Classification & Segmentation
We develop and apply techniques to classify data sets in order to better understand cryospheric processes. This includes a mix of both unsupervised and Artificial Intelligence (AI) techniques in order to contrast the benefits and limitations of both. Some of the projects we are actively working on include iceberg mapping in glacier fjords, classification of features on glaciers surfaces (e.g. hydrology, debris, crevasses) and mapping of snow surface features. We are also interested in multi-modal, multi-resolution data fusion and developing methods to combine data sets of various forms to improve traditional classification/segmentation methods.
3D Data Extraction
3D data products are critical for understand glacier mass loss, freshwater fluxes into the ocean, volume transfer, sea level changes amongst others.
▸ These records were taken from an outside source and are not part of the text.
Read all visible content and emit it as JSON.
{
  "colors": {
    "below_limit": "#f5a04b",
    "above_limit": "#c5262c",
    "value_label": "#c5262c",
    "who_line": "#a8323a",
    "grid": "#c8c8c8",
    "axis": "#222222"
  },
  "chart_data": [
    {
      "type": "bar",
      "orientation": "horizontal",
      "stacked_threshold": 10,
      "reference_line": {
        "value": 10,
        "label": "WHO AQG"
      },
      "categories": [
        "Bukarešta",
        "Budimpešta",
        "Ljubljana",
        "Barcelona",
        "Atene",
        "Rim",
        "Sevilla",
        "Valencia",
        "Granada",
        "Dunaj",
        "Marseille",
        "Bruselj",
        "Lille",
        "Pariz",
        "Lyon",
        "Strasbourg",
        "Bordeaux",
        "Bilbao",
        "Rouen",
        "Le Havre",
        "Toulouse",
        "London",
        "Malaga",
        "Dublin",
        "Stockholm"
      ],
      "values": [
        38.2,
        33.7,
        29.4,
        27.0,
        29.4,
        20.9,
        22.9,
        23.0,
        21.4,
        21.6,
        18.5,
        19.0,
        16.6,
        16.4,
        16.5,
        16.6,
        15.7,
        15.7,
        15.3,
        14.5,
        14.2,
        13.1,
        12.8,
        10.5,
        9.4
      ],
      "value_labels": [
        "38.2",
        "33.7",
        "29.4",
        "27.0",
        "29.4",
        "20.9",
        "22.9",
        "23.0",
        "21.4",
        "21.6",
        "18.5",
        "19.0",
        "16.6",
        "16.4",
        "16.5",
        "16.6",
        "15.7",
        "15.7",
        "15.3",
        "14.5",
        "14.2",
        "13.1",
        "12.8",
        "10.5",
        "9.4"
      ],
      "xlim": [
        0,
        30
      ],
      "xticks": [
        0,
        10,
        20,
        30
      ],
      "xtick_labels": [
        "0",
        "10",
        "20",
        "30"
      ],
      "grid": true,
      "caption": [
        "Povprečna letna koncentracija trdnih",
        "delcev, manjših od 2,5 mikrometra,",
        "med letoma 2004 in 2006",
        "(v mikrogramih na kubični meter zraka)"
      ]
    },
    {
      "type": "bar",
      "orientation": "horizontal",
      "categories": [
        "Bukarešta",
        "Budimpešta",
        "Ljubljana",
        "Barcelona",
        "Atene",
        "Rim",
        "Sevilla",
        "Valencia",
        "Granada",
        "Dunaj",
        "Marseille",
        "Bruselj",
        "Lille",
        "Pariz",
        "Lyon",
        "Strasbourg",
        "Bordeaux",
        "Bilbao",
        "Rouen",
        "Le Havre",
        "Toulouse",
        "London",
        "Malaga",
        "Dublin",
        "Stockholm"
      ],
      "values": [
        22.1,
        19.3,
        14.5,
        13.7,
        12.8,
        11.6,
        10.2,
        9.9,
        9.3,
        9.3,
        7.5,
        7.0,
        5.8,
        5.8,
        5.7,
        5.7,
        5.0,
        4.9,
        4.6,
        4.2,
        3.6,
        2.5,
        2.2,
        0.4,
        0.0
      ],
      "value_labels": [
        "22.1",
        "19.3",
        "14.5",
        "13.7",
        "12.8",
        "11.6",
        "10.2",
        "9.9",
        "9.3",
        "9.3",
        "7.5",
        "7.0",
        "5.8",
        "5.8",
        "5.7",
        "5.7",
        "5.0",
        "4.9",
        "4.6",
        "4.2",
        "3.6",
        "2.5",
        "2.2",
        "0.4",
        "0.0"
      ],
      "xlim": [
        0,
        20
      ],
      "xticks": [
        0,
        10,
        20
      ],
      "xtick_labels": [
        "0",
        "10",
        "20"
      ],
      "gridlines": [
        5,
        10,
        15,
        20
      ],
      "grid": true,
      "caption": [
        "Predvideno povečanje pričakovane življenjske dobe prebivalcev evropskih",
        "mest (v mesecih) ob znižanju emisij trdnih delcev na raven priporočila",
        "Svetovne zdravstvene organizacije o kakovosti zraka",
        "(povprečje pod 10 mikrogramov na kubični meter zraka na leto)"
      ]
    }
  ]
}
At a large scale, altimeters have been used to extract coarse 3D data sets over glaciers and ice sheets but these cannot be used to understand processes such as iceberg melt rates, iceberg calving and surface melt rates. We therefore develop methods to extract high resolution 3D data products from different sensors and thus aim to fill gaps left by satellite sensors. For example, we are actively developing methods to extract 3D data sets from Synthetic Aperture Radar (SAR) imagery using techniques such as ‘Shape-from-Shading’. We also aim to develop close-range remote sensing systems to further fill 3D gaps. Our approach is therefore multi-model, multi-resolution and we are also seeking methods to fuse these data sets.
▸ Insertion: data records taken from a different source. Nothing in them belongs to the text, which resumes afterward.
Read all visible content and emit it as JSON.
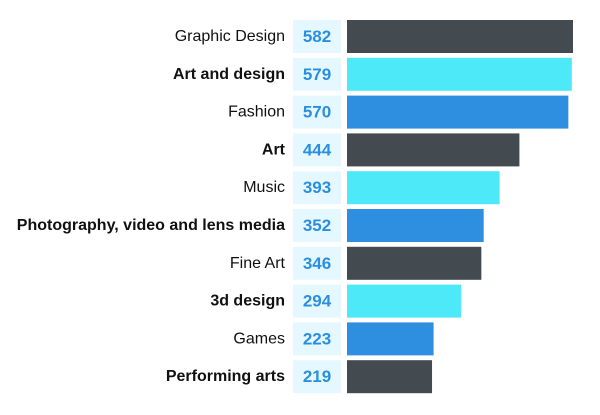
{
  "chart_data": {
    "type": "bar",
    "orientation": "horizontal",
    "title": "",
    "xlabel": "",
    "ylabel": "",
    "xlim": [
      0,
      582
    ],
    "grid": false,
    "legend": "none",
    "categories": [
      "Graphic Design",
      "Art and design",
      "Fashion",
      "Art",
      "Music",
      "Photography, video and lens media",
      "Fine Art",
      "3d design",
      "Games",
      "Performing arts"
    ],
    "values": [
      582,
      579,
      570,
      444,
      393,
      352,
      346,
      294,
      223,
      219
    ],
    "category_emphasis": [
      false,
      true,
      false,
      true,
      false,
      true,
      false,
      true,
      false,
      true
    ],
    "bar_colors": [
      "#434b51",
      "#4de9f9",
      "#2e8fe0",
      "#434b51",
      "#4de9f9",
      "#2e8fe0",
      "#434b51",
      "#4de9f9",
      "#2e8fe0",
      "#434b51"
    ],
    "value_box_color": "#e6f8ff",
    "value_text_color": "#2a8fe0",
    "category_text_color": "#111111"
  }
}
Time Series Analysis & Forecasting
We have have over 50 years’ of Earth Observation data from satellites plus a diverse range of glaciological measurements collected by international teams. We aim to bring these data sets together to analyse time series of changes across the Arctic and aim to use this build forecasting models. For example, we are currently working on building sea ice forecasting models to predict future changes in sea ice coverage to analyse its effect on sustainable shipping practices. These techniques utilise deep learning methodologies to combine multi-model data sets from various sources. We also place a strong emphasis on quantifying the uncertainty of our measurements and reporting these alongside our data products. We are also interested in developing techniques to combine uncertainties and ensure uncertainties are calculated in a suitable way when fusing multi-model data products.
Computer Vision
We are interesting in applying computer vision techniques to extract new data prodicts from remote sensing imagery, particularly from satellites. For example, we are developing methods to analysis satellite images using texture analysis techniques such as the Gray Level Co-occurence Matrix (GLCM). Further, we also aim to apply new computer algorithms to extract unique and novel data products from image data such as more accurate velocity retrievals, 3D data sets, statistical features amongst others.